Platform Registry
The Platform Registry provides centralized management of all platform components, their versions, upgrade paths, and service discovery. It tracks the lifecycle of every component in the MATIH platform -- from Trino and Spark to Kafka and MLflow -- enabling controlled upgrades, dependency resolution, and service health aggregation across multi-tenant deployments.
Architecture
The Platform Registry runs as a Spring Boot 3.2 service on port 8084 with two primary controllers:
- RegistryController -- Manages component registration, version lifecycle, upgrade path calculation, and upgrade execution orchestration
- ServiceDiscoveryController -- Handles runtime service instance registration, discovery, health aggregation, and dependency graph management
The service persists data in PostgreSQL and publishes events to Kafka topics (registry.version-events and registry.upgrade-orchestration-events) for downstream consumers.
Core Concepts
| Concept | Description |
|---|---|
| PlatformComponent | A registered platform technology (e.g., Trino, Kafka, MLflow) with category and status |
| ComponentVersion | A specific version of a component with semantic versioning, LTS/recommended flags, and dependency tracking |
| UpgradePath | A defined route from one version to another with risk assessment, duration estimates, and rollback procedures |
| UpgradeExecution | A tracked execution of an upgrade for a specific tenant, supporting rolling, canary, blue-green, and staged strategies |
| ServiceInstance | A runtime instance of a service registered for discovery with health monitoring |
| ServiceDependency | A declared dependency between services with type classification and health check configuration |
Component Categories
Components are organized into categories that reflect platform architecture layers:
| Category | Examples | Description |
|---|---|---|
QUERY_ENGINE | Trino, Spark SQL | SQL query execution engines |
STREAMING | Kafka, Flink | Real-time data streaming |
STORAGE | MinIO, Delta Lake, Iceberg | Data storage and table formats |
COMPUTE | Spark, Ray | Distributed compute engines |
ML | MLflow, Ray Serve | Machine learning platforms |
ORCHESTRATION | Temporal, Airflow | Workflow orchestration |
CATALOG | OpenMetadata, Polaris | Data catalog and metadata |
OBSERVABILITY | Prometheus, Grafana | Monitoring and observability |
SECURITY | Vault, Keycloak | Security and identity |
INFRASTRUCTURE | PostgreSQL, Redis | Core infrastructure services |
API Structure
The registry exposes two base paths:
| Base Path | Controller | Purpose |
|---|---|---|
/api/v1/registry | RegistryController | Component and version management, upgrade paths, upgrade execution |
/api/v1/services | ServiceDiscoveryController | Service instance registration, discovery, health, dependencies |
Authentication
All endpoints require JWT authentication via the Authorization: Bearer header.

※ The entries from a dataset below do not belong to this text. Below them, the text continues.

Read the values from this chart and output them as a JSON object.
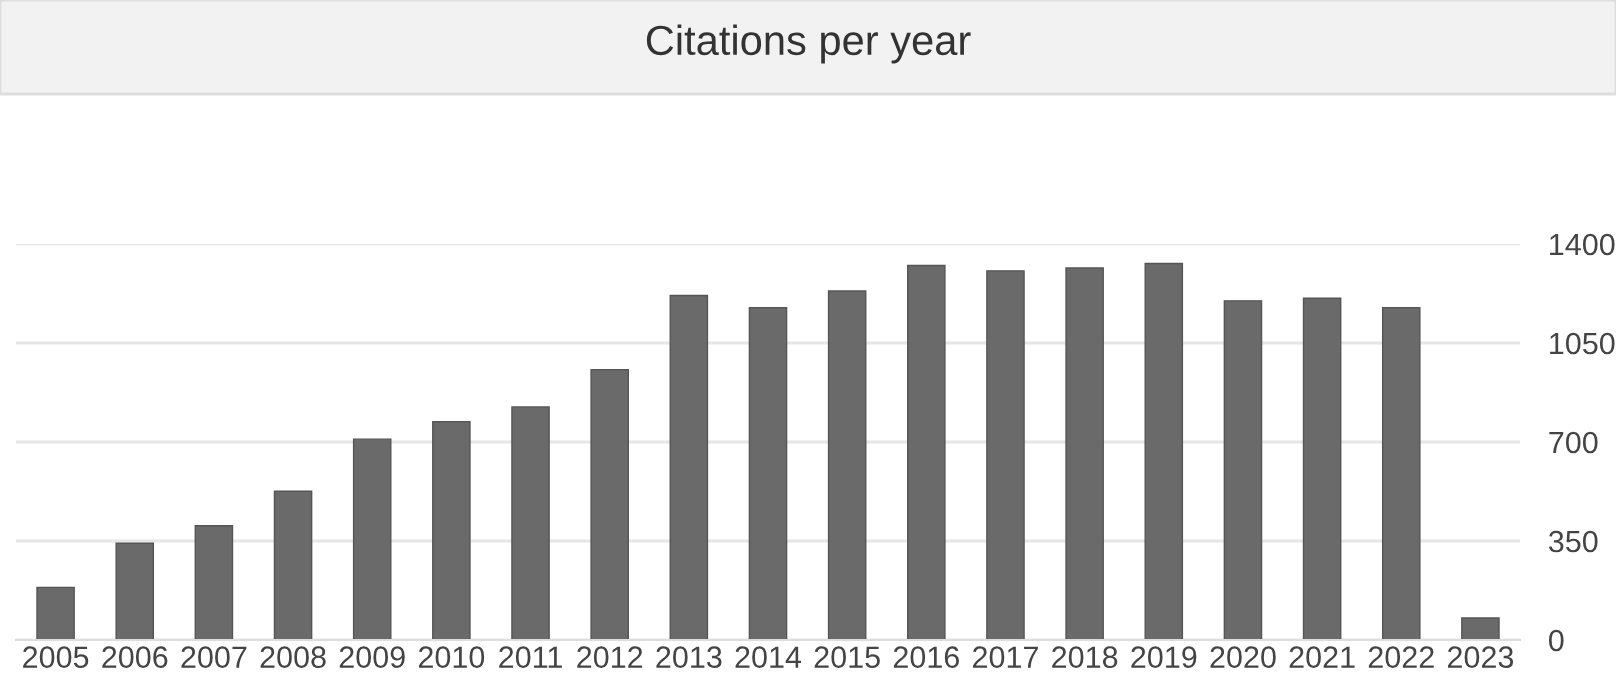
{
  "chart_data": {
    "type": "bar",
    "title": "Citations per year",
    "categories": [
      "2005",
      "2006",
      "2007",
      "2008",
      "2009",
      "2010",
      "2011",
      "2012",
      "2013",
      "2014",
      "2015",
      "2016",
      "2017",
      "2018",
      "2019",
      "2020",
      "2021",
      "2022",
      "2023"
    ],
    "values": [
      186,
      342,
      404,
      526,
      710,
      772,
      824,
      956,
      1218,
      1175,
      1234,
      1324,
      1305,
      1315,
      1331,
      1199,
      1208,
      1175,
      78
    ],
    "color": "#6a6a6a",
    "ylim": [
      0,
      1400
    ],
    "yticks": [
      0,
      350,
      700,
      1050,
      1400
    ],
    "grid": "y",
    "legend": false
  }
}
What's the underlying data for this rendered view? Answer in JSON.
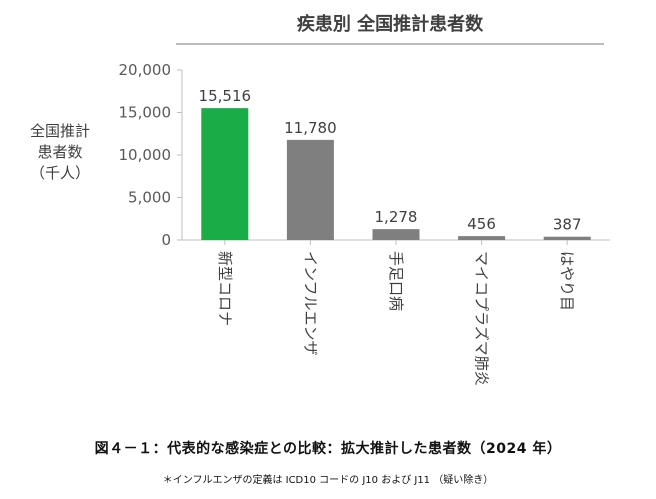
{
  "chart_data": {
    "type": "bar",
    "title": "疾患別 全国推計患者数",
    "ylabel": [
      "全国推計",
      "患者数",
      "（千人）"
    ],
    "categories": [
      "新型コロナ",
      "インフルエンザ",
      "手足口病",
      "マイコプラズマ肺炎",
      "はやり目"
    ],
    "values": [
      15516,
      11780,
      1278,
      456,
      387
    ],
    "value_labels": [
      "15,516",
      "11,780",
      "1,278",
      "456",
      "387"
    ],
    "bar_colors": [
      "#1aac47",
      "#7f7f7f",
      "#7f7f7f",
      "#7f7f7f",
      "#7f7f7f"
    ],
    "yticks": [
      0,
      5000,
      10000,
      15000,
      20000
    ],
    "ytick_labels": [
      "0",
      "5,000",
      "10,000",
      "15,000",
      "20,000"
    ],
    "ylim": [
      0,
      20000
    ],
    "grid": false,
    "legend": "none"
  },
  "caption": "図４－１：代表的な感染症との比較：拡大推計した患者数（2024 年）",
  "note": "＊インフルエンザの定義は ICD10 コードの J10 および J11 （疑い除き）"
}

Component management operations (registration, version updates, upgrade initiation) require platform administrator or tenant administrator roles.
Event-Driven Integration
The registry publishes events to Kafka for integration with other platform services:
| Topic | Events |
|---|---|
registry.version-events | VERSION_REGISTERED, VERSION_STATUS_CHANGED, VERSION_DEPRECATED, VERSION_END_OF_LIFE, VERSION_END_OF_SUPPORT, RECOMMENDED_VERSION_CHANGED |
registry.upgrade-orchestration-events | UPGRADE_INITIATED, UPGRADE_STARTED, UPGRADE_VALIDATION_FAILED, CANARY_DEPLOYMENT_STARTED, CANARY_PROMOTED, BATCH_COMPLETED, UPGRADE_COMPLETED, UPGRADE_FAILED, UPGRADE_PAUSED, UPGRADE_RESUMED, UPGRADE_CANCELLED, ROLLBACK_INITIATED, ROLLBACK_COMPLETED, ROLLBACK_FAILED, UPGRADE_TIMEOUT |
Caching
The registry uses Spring Cache for frequently accessed data:
| Cache Name | Key | Content |
|---|---|---|
componentVersions | componentId | All versions for a component |
recommendedVersions | componentId | The recommended version for a component |
upgradePaths | fromVersionId-toVersionId | Calculated upgrade routes between versions |
Cache eviction occurs automatically when versions are registered, statuses are updated, or upgrade paths are modified.
Scheduled Tasks
| Task | Schedule | Description |
|---|---|---|
| Version lifecycle processing | Daily at 6:00 AM | Marks versions reaching end-of-life, publishes end-of-support notifications |
| Canary monitoring | Every 30 seconds | Checks health of active canary deployments, triggers auto-rollback on failure |
| Stale execution cleanup | Every 5 minutes | Marks upgrade executions older than 24 hours as failed |